Re: Scaling shared buffer eviction - Mailing list pgsql-hackers

From Heikki Linnakangas
Subject Re: Scaling shared buffer eviction
Date
Msg-id 54256E8B.7050502@vmware.com
Whole thread Raw
In response to Re: Scaling shared buffer eviction  (Andres Freund <andres@2ndquadrant.com>)
Responses Re: Scaling shared buffer eviction  (Andres Freund <andres@2ndquadrant.com>)
List pgsql-hackers
On 09/26/2014 03:26 PM, Andres Freund wrote:
> On 2014-09-26 15:04:54 +0300, Heikki Linnakangas wrote:
>> On 09/25/2014 05:40 PM, Andres Freund wrote:
>>> There's two reasons for that: a) dynahash just isn't very good and it
>>> does a lot of things that will never be necessary for these hashes. b)
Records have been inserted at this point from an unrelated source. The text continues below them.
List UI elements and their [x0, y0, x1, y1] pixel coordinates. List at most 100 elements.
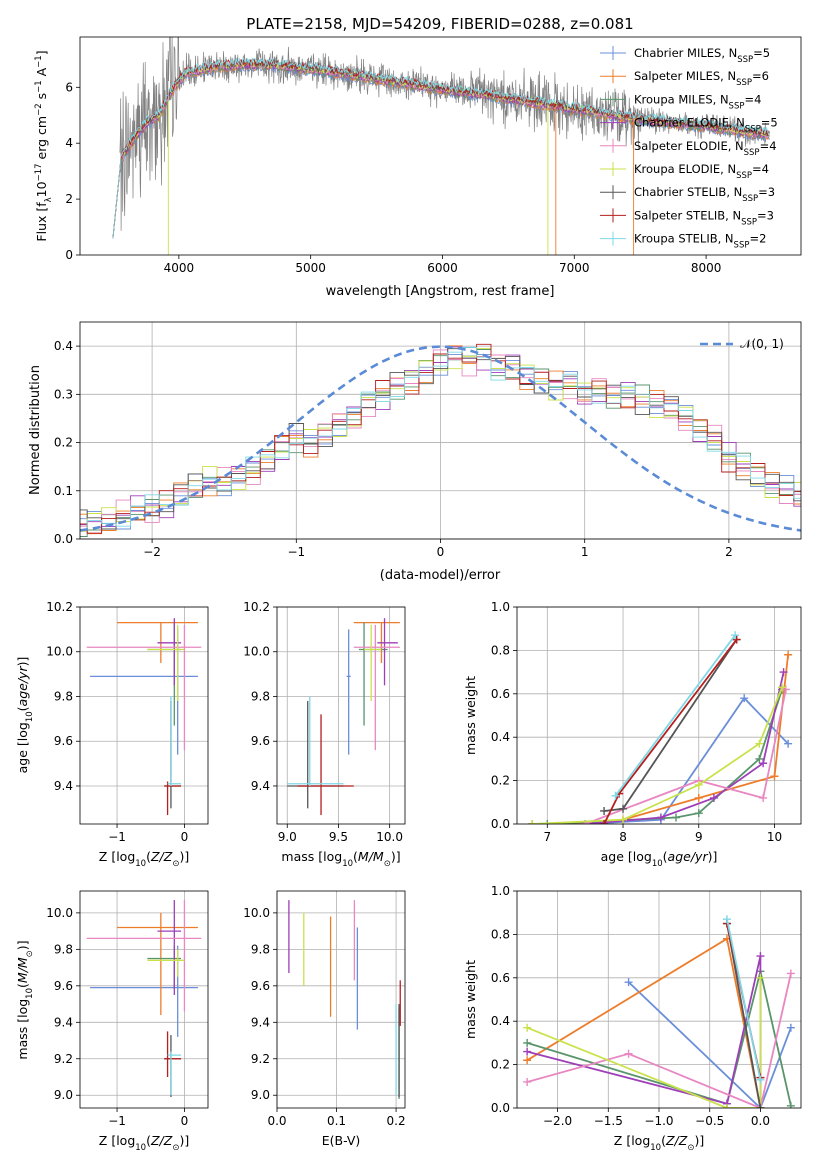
- y-axis-label: Normed distribution: [28, 365, 43, 495]
- weight-marker: [619, 815, 628, 824]
- x-tick-label: 0.0: [751, 1114, 770, 1128]
- legend-entry-label: Salpeter MILES, NSSP=6: [634, 69, 769, 88]
- weight-line: [614, 634, 736, 797]
- x-axis-label: Z [log10(Z/Z⊙)]: [614, 1133, 704, 1153]
- axes-frame: [276, 606, 406, 825]
- x-axis-label: (data-model)/error: [380, 568, 501, 583]
- figure-title: PLATE=2158, MJD=54209, FIBERID=0288, z=0…: [246, 15, 633, 33]
- y-axis-label: mass [log10(M/M⊙)]: [15, 940, 35, 1059]
- weight-marker: [523, 1056, 532, 1065]
- y-tick-label: 9.6: [251, 734, 270, 748]
- weight-line: [627, 981, 792, 1108]
- x-tick-label: 4000: [164, 261, 195, 275]
- x-tick-label: 7000: [559, 261, 590, 275]
- y-tick-label: 9.6: [251, 979, 270, 993]
- weight-marker: [543, 820, 552, 824]
- y-tick-label: 9.8: [251, 942, 270, 956]
- weight-line: [526, 955, 762, 1108]
- gridlines: [517, 890, 801, 1109]
- weight-marker: [731, 631, 740, 640]
- weight-line: [526, 973, 792, 1108]
- axes-frame: [276, 890, 406, 1109]
- plot-area: [112, 37, 770, 255]
- axes-frame: [516, 890, 802, 1109]
- y-tick-label: 9.0: [54, 1088, 73, 1102]
- legend-normal-label: 𝒩(0, 1): [740, 337, 784, 351]
- y-tick-label: 0.2: [491, 774, 510, 788]
- plot-area: [288, 900, 401, 1099]
- weight-marker: [523, 1038, 532, 1047]
- weight-marker: [722, 915, 731, 924]
- y-tick-label: 9.0: [251, 1088, 270, 1102]
- panel-mass-vs-ebv: 0.0 0.1 0.2 9.0 9.2 9.4 9.6 9.8 10.0 E(B-V): [243, 890, 406, 1148]
- gridlines: [80, 891, 208, 1108]
- y-tick-label: 0.6: [491, 687, 510, 701]
- weight-marker: [759, 793, 768, 802]
- weight-marker: [624, 978, 633, 987]
- x-axis-label: age [log10(age/yr)]: [601, 849, 718, 869]
- normal-curve: [80, 345, 801, 532]
- weight-line: [532, 696, 789, 824]
- weight-marker: [523, 1047, 532, 1056]
- axes-frame: [79, 321, 802, 540]
- legend-entry-label: Chabrier ELODIE, NSSP=5: [634, 116, 778, 135]
- weight-marker: [740, 694, 749, 703]
- weight-marker: [523, 1023, 532, 1032]
- plot-area: [86, 618, 202, 816]
- y-tick-label: 0.0: [491, 817, 510, 831]
- panel-age-vs-Z: −1 0 9.4 9.6 9.8 10.0 10.2 Z [log10(Z/Z⊙)] age […: [15, 600, 209, 869]
- x-tick-label: 10: [767, 830, 782, 844]
- y-tick-label: 0.2: [54, 436, 73, 450]
- x-tick-label: 9.5: [329, 830, 348, 844]
- weight-marker: [732, 635, 741, 644]
- x-axis-label: mass [log10(M/M⊙)]: [281, 849, 400, 869]
- x-tick-label: 0.0: [267, 1114, 286, 1128]
- y-axis-label: mass weight: [463, 676, 478, 755]
- x-axis-label: Z [log10(Z/Z⊙)]: [99, 1133, 189, 1153]
- y-tick-label: 9.4: [54, 779, 73, 793]
- y-tick-label: 0: [65, 248, 73, 262]
- weight-marker: [523, 1077, 532, 1086]
- x-tick-label: −2.0: [543, 1114, 572, 1128]
- histogram-steps: [80, 346, 801, 531]
- y-tick-label: 0.3: [54, 387, 73, 401]
- x-axis-label: Z [log10(Z/Z⊙)]: [99, 849, 189, 869]
- x-tick-label: −1.5: [594, 1114, 623, 1128]
- weight-line: [532, 654, 789, 824]
- axes-frame: [79, 606, 209, 825]
- y-tick-label: 0.8: [491, 927, 510, 941]
- y-tick-label: 0.6: [491, 971, 510, 985]
- plot-area: [86, 900, 202, 1098]
- x-tick-label: 0: [437, 545, 445, 559]
- weight-marker: [786, 969, 795, 978]
- x-tick-label: 7: [543, 830, 551, 844]
- legend-entry-label: Chabrier STELIB, NSSP=3: [634, 185, 775, 204]
- y-tick-label: 0.0: [491, 1101, 510, 1115]
- y-tick-label: 10.0: [243, 645, 270, 659]
- y-tick-label: 9.4: [54, 1015, 73, 1029]
- plot-area: [523, 915, 795, 1108]
- legend-entry-label: Kroupa STELIB, NSSP=2: [634, 232, 766, 251]
- y-axis-label: Flux [fλ10−17 erg cm−2 s−1 A−1]: [34, 50, 54, 241]
- legend-entry-label: Salpeter STELIB, NSSP=3: [634, 208, 774, 227]
- axes-frame: [79, 890, 209, 1109]
- x-tick-label: 0: [181, 830, 189, 844]
- weight-marker: [694, 809, 703, 818]
- x-tick-label: 8: [619, 830, 627, 844]
- panel-spectrum: 4000 5000 6000 7000 8000 0 2 4 6 Chabrier MILES, …: [34, 36, 802, 299]
- weight-marker: [756, 973, 765, 982]
- y-tick-label: 9.8: [54, 689, 73, 703]
- x-tick-label: 10.0: [376, 830, 403, 844]
- y-tick-label: 1.0: [491, 884, 510, 898]
- weight-marker: [779, 668, 788, 677]
- y-tick-label: 9.8: [54, 942, 73, 956]
- plot-area: [80, 343, 801, 537]
- x-axis-label: E(B-V): [322, 1133, 361, 1148]
- weight-marker: [709, 793, 718, 802]
- y-tick-label: 10.0: [46, 906, 73, 920]
- x-tick-label: 8000: [691, 261, 722, 275]
- legend-entry-label: Chabrier MILES, NSSP=5: [634, 46, 770, 65]
- y-tick-label: 0.1: [54, 484, 73, 498]
- y-axis-label: age [log10(age/yr)]: [15, 657, 35, 774]
- weight-line: [526, 977, 762, 1108]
>>> the key into the hash table is*far*  too wide. A significant portion of
>>> the time is spent comparing buffer/lock tags.
>>
>> Hmm. Is it the comparing, or calculating the hash?
>
> Neither, really. The hash calculation is visible in the profile, but not
> that pronounced yet. The primary thing noticeable in profiles (besides
> cache efficiency) is the comparison of the full tag after locating a
> possible match in a bucket. 20 byte memcmp's aren't free.

Hmm. We could provide a custom compare function instead of relying on 
memcmp. We can do somewhat better than generic memcmo when we know that 
the BufferTag is MAXALIGNed (is it? at least it's 4 bytes aligned), and 
it's always exactly 20 bytes. I wonder if you're actually just seeing a 
cache miss showing up in the profile, though.